The eventful proposal ended with a “yes” from Katie.

A beautiful wedding with all the ‘smells and bells’...
The newly engaged couple quickly focused on planning their big day, which they originally wanted to schedule for October 21, the feast of Blessed Karl of Austria, another one of their relationship patrons. But to give their families enough notice and themselves enough time to prepare, they scheduled the wedding for January 13 of the next year. This was perhaps an act of divine providence, as they later realized January 13 was the same date Brian had received the sacrament of confirmation.
While the couple described the period after the engagement and before the wedding day as “purgative,” they were grateful to their family and friends who helped make the planning as smooth as possible.
Finally, the wedding day arrived, and the couple was married at what had become both of their home parish, the Shrine of St. Martin of Tours in Louisville, with Fr.

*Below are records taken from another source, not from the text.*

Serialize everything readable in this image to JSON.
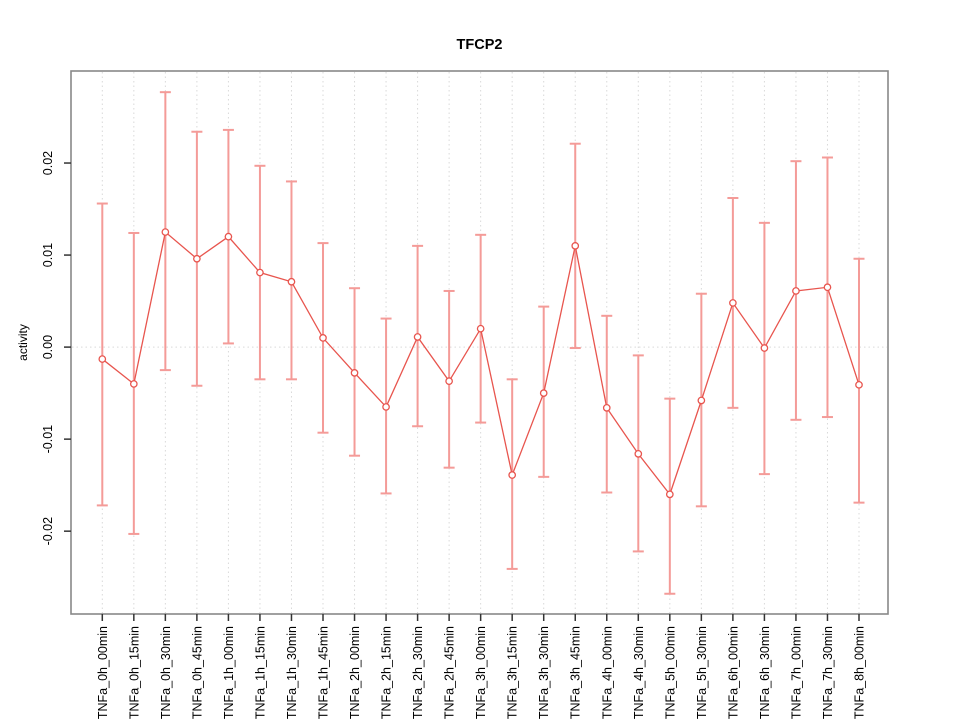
{
  "chart_data": {
    "type": "scatter",
    "title": "TFCP2",
    "xlabel": "",
    "ylabel": "activity",
    "categories": [
      "TNFa_0h_00min",
      "TNFa_0h_15min",
      "TNFa_0h_30min",
      "TNFa_0h_45min",
      "TNFa_1h_00min",
      "TNFa_1h_15min",
      "TNFa_1h_30min",
      "TNFa_1h_45min",
      "TNFa_2h_00min",
      "TNFa_2h_15min",
      "TNFa_2h_30min",
      "TNFa_2h_45min",
      "TNFa_3h_00min",
      "TNFa_3h_15min",
      "TNFa_3h_30min",
      "TNFa_3h_45min",
      "TNFa_4h_00min",
      "TNFa_4h_30min",
      "TNFa_5h_00min",
      "TNFa_5h_30min",
      "TNFa_6h_00min",
      "TNFa_6h_30min",
      "TNFa_7h_00min",
      "TNFa_7h_30min",
      "TNFa_8h_00min"
    ],
    "series": [
      {
        "name": "activity",
        "values": [
          -0.0013,
          -0.004,
          0.0125,
          0.0096,
          0.012,
          0.0081,
          0.0071,
          0.001,
          -0.0028,
          -0.0065,
          0.0011,
          -0.0037,
          0.002,
          -0.0139,
          -0.005,
          0.011,
          -0.0066,
          -0.0116,
          -0.016,
          -0.0058,
          0.0048,
          -0.0001,
          0.0061,
          0.0065,
          -0.0041
        ],
        "upper": [
          0.0156,
          0.0124,
          0.0277,
          0.0234,
          0.0236,
          0.0197,
          0.018,
          0.0113,
          0.0064,
          0.0031,
          0.011,
          0.0061,
          0.0122,
          -0.0035,
          0.0044,
          0.0221,
          0.0034,
          -0.0009,
          -0.0056,
          0.0058,
          0.0162,
          0.0135,
          0.0202,
          0.0206,
          0.0096
        ],
        "lower": [
          -0.0172,
          -0.0203,
          -0.0025,
          -0.0042,
          0.0004,
          -0.0035,
          -0.0035,
          -0.0093,
          -0.0118,
          -0.0159,
          -0.0086,
          -0.0131,
          -0.0082,
          -0.0241,
          -0.0141,
          -0.0001,
          -0.0158,
          -0.0222,
          -0.0268,
          -0.0173,
          -0.0066,
          -0.0138,
          -0.0079,
          -0.0076,
          -0.0169
        ]
      }
    ],
    "yticks": [
      -0.02,
      -0.01,
      0.0,
      0.01,
      0.02
    ],
    "ytick_labels": [
      "-0.02",
      "-0.01",
      "0.00",
      "0.01",
      "0.02"
    ],
    "ylim": [
      -0.029,
      0.03
    ],
    "grid": "vertical dotted gridline per category plus dotted horizontal line at 0",
    "legend": "none",
    "point_style": "open circle",
    "colors": {
      "line": "#e8554e",
      "error_bar": "#f49b98",
      "grid": "#d9d9d9",
      "box": "#888888",
      "tick": "#333333",
      "text": "#000000",
      "background": "#ffffff"
    }
  }
}
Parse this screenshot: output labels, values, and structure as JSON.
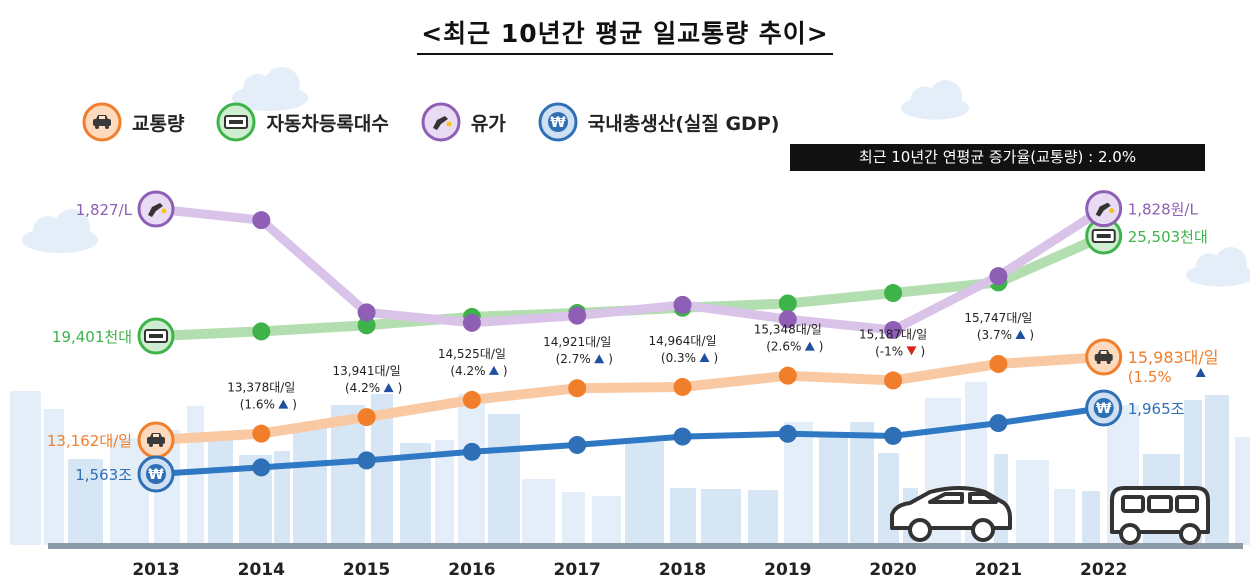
{
  "title": "<최근 10년간 평균 일교통량 추이>",
  "legend": [
    {
      "label": "교통량",
      "icon": "car-icon",
      "color": "#f07e2a",
      "ring": "#fdd9bd"
    },
    {
      "label": "자동차등록대수",
      "icon": "license-plate-icon",
      "color": "#3db34a",
      "ring": "#cfeecf"
    },
    {
      "label": "유가",
      "icon": "fuel-nozzle-icon",
      "color": "#8e5fb5",
      "ring": "#e8dbf3"
    },
    {
      "label": "국내총생산(실질 GDP)",
      "icon": "won-icon",
      "color": "#2f6fb5",
      "ring": "#cfe0f3"
    }
  ],
  "cagr_note": "최근 10년간 연평균 증가율(교통량) : 2.0%",
  "chart_data": {
    "type": "line",
    "x": [
      "2013",
      "2014",
      "2015",
      "2016",
      "2017",
      "2018",
      "2019",
      "2020",
      "2021",
      "2022"
    ],
    "series": [
      {
        "name": "교통량",
        "color": "#f07e2a",
        "line_color": "#f9c9a3",
        "values": [
          13162,
          13378,
          13941,
          14525,
          14921,
          14964,
          15348,
          15187,
          15747,
          15983
        ],
        "labels": [
          "",
          "13,378대/일",
          "13,941대/일",
          "14,525대/일",
          "14,921대/일",
          "14,964대/일",
          "15,348대/일",
          "15,187대/일",
          "15,747대/일",
          ""
        ],
        "changes": [
          "",
          "(1.6%",
          "(4.2%",
          "(4.2%",
          "(2.7%",
          "(0.3%",
          "(2.6%",
          "(-1%",
          "(3.7%",
          ""
        ],
        "direction": [
          "",
          "up",
          "up",
          "up",
          "up",
          "up",
          "up",
          "down",
          "up",
          ""
        ],
        "start_label": "13,162대/일",
        "end_label": "15,983대/일",
        "end_change": "(1.5%"
      },
      {
        "name": "자동차등록대수",
        "color": "#3db34a",
        "line_color": "#b3deaf",
        "values": [
          19401,
          19680,
          20053,
          20565,
          20803,
          21124,
          21386,
          22024,
          22670,
          25503
        ],
        "start_label": "19,401천대",
        "end_label": "25,503천대"
      },
      {
        "name": "유가",
        "color": "#8e5fb5",
        "line_color": "#d9c3e8",
        "values": [
          1827,
          1796,
          1539,
          1510,
          1530,
          1560,
          1520,
          1490,
          1640,
          1828
        ],
        "start_label": "1,827/L",
        "end_label": "1,828원/L"
      },
      {
        "name": "국내총생산(실질 GDP)",
        "color": "#2f6fb5",
        "line_color": "#2f78c4",
        "values": [
          1563,
          1603,
          1646,
          1698,
          1740,
          1791,
          1808,
          1795,
          1873,
          1965
        ],
        "start_label": "1,563조",
        "end_label": "1,965조"
      }
    ]
  }
}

Adam presiding. The couple recalled what a beautiful Mass it was, with Fr. Adam celebrating in the ad orientem (meaning “to the east”) posture, with Gregorian chant, and “all the smells and bells.”
“It was a very reverent and beautiful mass. It was really a glimpse of Heaven,” Brian said. “There's really no other way to put it, it was so beautiful.”

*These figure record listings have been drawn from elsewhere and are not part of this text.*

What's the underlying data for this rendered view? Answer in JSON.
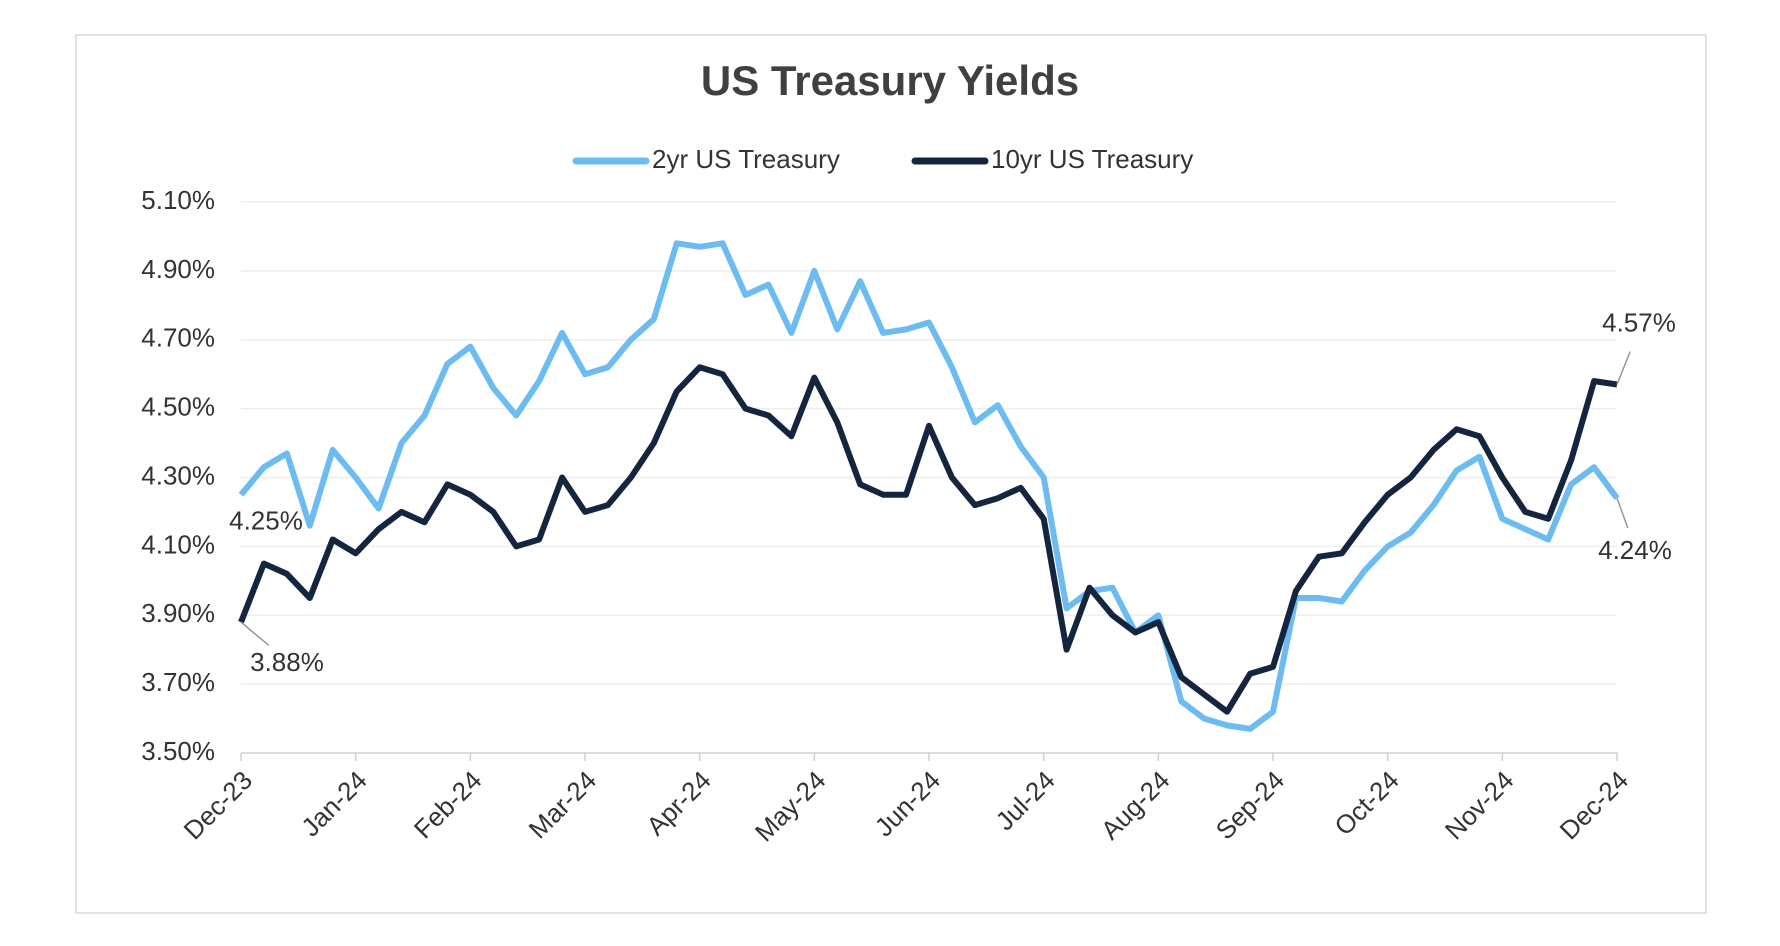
{
  "chart_data": {
    "type": "line",
    "title": "US Treasury Yields",
    "categories": [
      "Dec-23",
      null,
      null,
      null,
      null,
      "Jan-24",
      null,
      null,
      null,
      null,
      "Feb-24",
      null,
      null,
      null,
      null,
      "Mar-24",
      null,
      null,
      null,
      null,
      "Apr-24",
      null,
      null,
      null,
      null,
      "May-24",
      null,
      null,
      null,
      null,
      "Jun-24",
      null,
      null,
      null,
      null,
      "Jul-24",
      null,
      null,
      null,
      null,
      "Aug-24",
      null,
      null,
      null,
      null,
      "Sep-24",
      null,
      null,
      null,
      null,
      "Oct-24",
      null,
      null,
      null,
      null,
      "Nov-24",
      null,
      null,
      null,
      null,
      "Dec-24"
    ],
    "series": [
      {
        "name": "2yr US Treasury",
        "color": "#6cbcf2",
        "values": [
          4.25,
          4.33,
          4.37,
          4.16,
          4.38,
          4.3,
          4.21,
          4.4,
          4.48,
          4.63,
          4.68,
          4.56,
          4.48,
          4.58,
          4.72,
          4.6,
          4.62,
          4.7,
          4.76,
          4.98,
          4.97,
          4.98,
          4.83,
          4.86,
          4.72,
          4.9,
          4.73,
          4.87,
          4.72,
          4.73,
          4.75,
          4.62,
          4.46,
          4.51,
          4.39,
          4.3,
          3.92,
          3.97,
          3.98,
          3.85,
          3.9,
          3.65,
          3.6,
          3.58,
          3.57,
          3.62,
          3.95,
          3.95,
          3.94,
          4.03,
          4.1,
          4.14,
          4.22,
          4.32,
          4.36,
          4.18,
          4.15,
          4.12,
          4.28,
          4.33,
          4.24
        ],
        "value_labels": [
          "4.25%",
          null,
          null,
          null,
          null,
          null,
          null,
          null,
          null,
          null,
          null,
          null,
          null,
          null,
          null,
          null,
          null,
          null,
          null,
          null,
          null,
          null,
          null,
          null,
          null,
          null,
          null,
          null,
          null,
          null,
          null,
          null,
          null,
          null,
          null,
          null,
          null,
          null,
          null,
          null,
          null,
          null,
          null,
          null,
          null,
          null,
          null,
          null,
          null,
          null,
          null,
          null,
          null,
          null,
          null,
          null,
          null,
          null,
          null,
          null,
          "4.24%"
        ]
      },
      {
        "name": "10yr US Treasury",
        "color": "#14263f",
        "values": [
          3.88,
          4.05,
          4.02,
          3.95,
          4.12,
          4.08,
          4.15,
          4.2,
          4.17,
          4.28,
          4.25,
          4.2,
          4.1,
          4.12,
          4.3,
          4.2,
          4.22,
          4.3,
          4.4,
          4.55,
          4.62,
          4.6,
          4.5,
          4.48,
          4.42,
          4.59,
          4.46,
          4.28,
          4.25,
          4.25,
          4.45,
          4.3,
          4.22,
          4.24,
          4.27,
          4.18,
          3.8,
          3.98,
          3.9,
          3.85,
          3.88,
          3.72,
          3.67,
          3.62,
          3.73,
          3.75,
          3.97,
          4.07,
          4.08,
          4.17,
          4.25,
          4.3,
          4.38,
          4.44,
          4.42,
          4.3,
          4.2,
          4.18,
          4.35,
          4.58,
          4.57
        ],
        "value_labels": [
          "3.88%",
          null,
          null,
          null,
          null,
          null,
          null,
          null,
          null,
          null,
          null,
          null,
          null,
          null,
          null,
          null,
          null,
          null,
          null,
          null,
          null,
          null,
          null,
          null,
          null,
          null,
          null,
          null,
          null,
          null,
          null,
          null,
          null,
          null,
          null,
          null,
          null,
          null,
          null,
          null,
          null,
          null,
          null,
          null,
          null,
          null,
          null,
          null,
          null,
          null,
          null,
          null,
          null,
          null,
          null,
          null,
          null,
          null,
          null,
          null,
          "4.57%"
        ]
      }
    ],
    "ylim": [
      3.5,
      5.1
    ],
    "yticks": [
      {
        "value": 3.5,
        "label": "3.50%"
      },
      {
        "value": 3.7,
        "label": "3.70%"
      },
      {
        "value": 3.9,
        "label": "3.90%"
      },
      {
        "value": 4.1,
        "label": "4.10%"
      },
      {
        "value": 4.3,
        "label": "4.30%"
      },
      {
        "value": 4.5,
        "label": "4.50%"
      },
      {
        "value": 4.7,
        "label": "4.70%"
      },
      {
        "value": 4.9,
        "label": "4.90%"
      },
      {
        "value": 5.1,
        "label": "5.10%"
      }
    ],
    "grid": true,
    "legend": "top"
  }
}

After the Mass, the newlyweds enjoyed a Christ-centered, fun reception with family and friends at a local art gallery, which included plenty of memorable moments, including a “cake battle” between the couple.
“I smashed the cake in his face. So we got into a little bit of a cake battle, I think that shocked some people,” Katie laughingly recalled.
Since the wedding, the couple has adjusted smoothly to their new life in Louisville and has been blessed with a strong community of family and friends. The pair has also welcomed their first child into the world.

Advice for CatholicMatch users:
Brian advises CatholicMatch users, especially those who have been using the app but haven’t found anyone and may be disparaging about modern dating, not to lose hope, but to remember that sometimes you might need to take a “leap of faith” in God.
“Don't lose hope that God can work, quite literally, in any situation at all. Once you lose that hope from God, you're doing yourself a huge disservice,” he said.
“Just close your eyes and take that leap of faith,” he added. “No amount of complaining about modernity and all of its ills, which everybody knows about, is going to change the fact that if it is your vocation to get married, then God desires it for you, so He'll make it work.”
Katie advises CatholicMatch users to cling to the sacraments and be obedient to what God is telling them as they use the app.
“Stay close to the sacraments, especially to the Blessed Sacrament, and be obedient to what God is asking you. He can take your very small ‘yeses,’ and can turn them into something really beautiful.”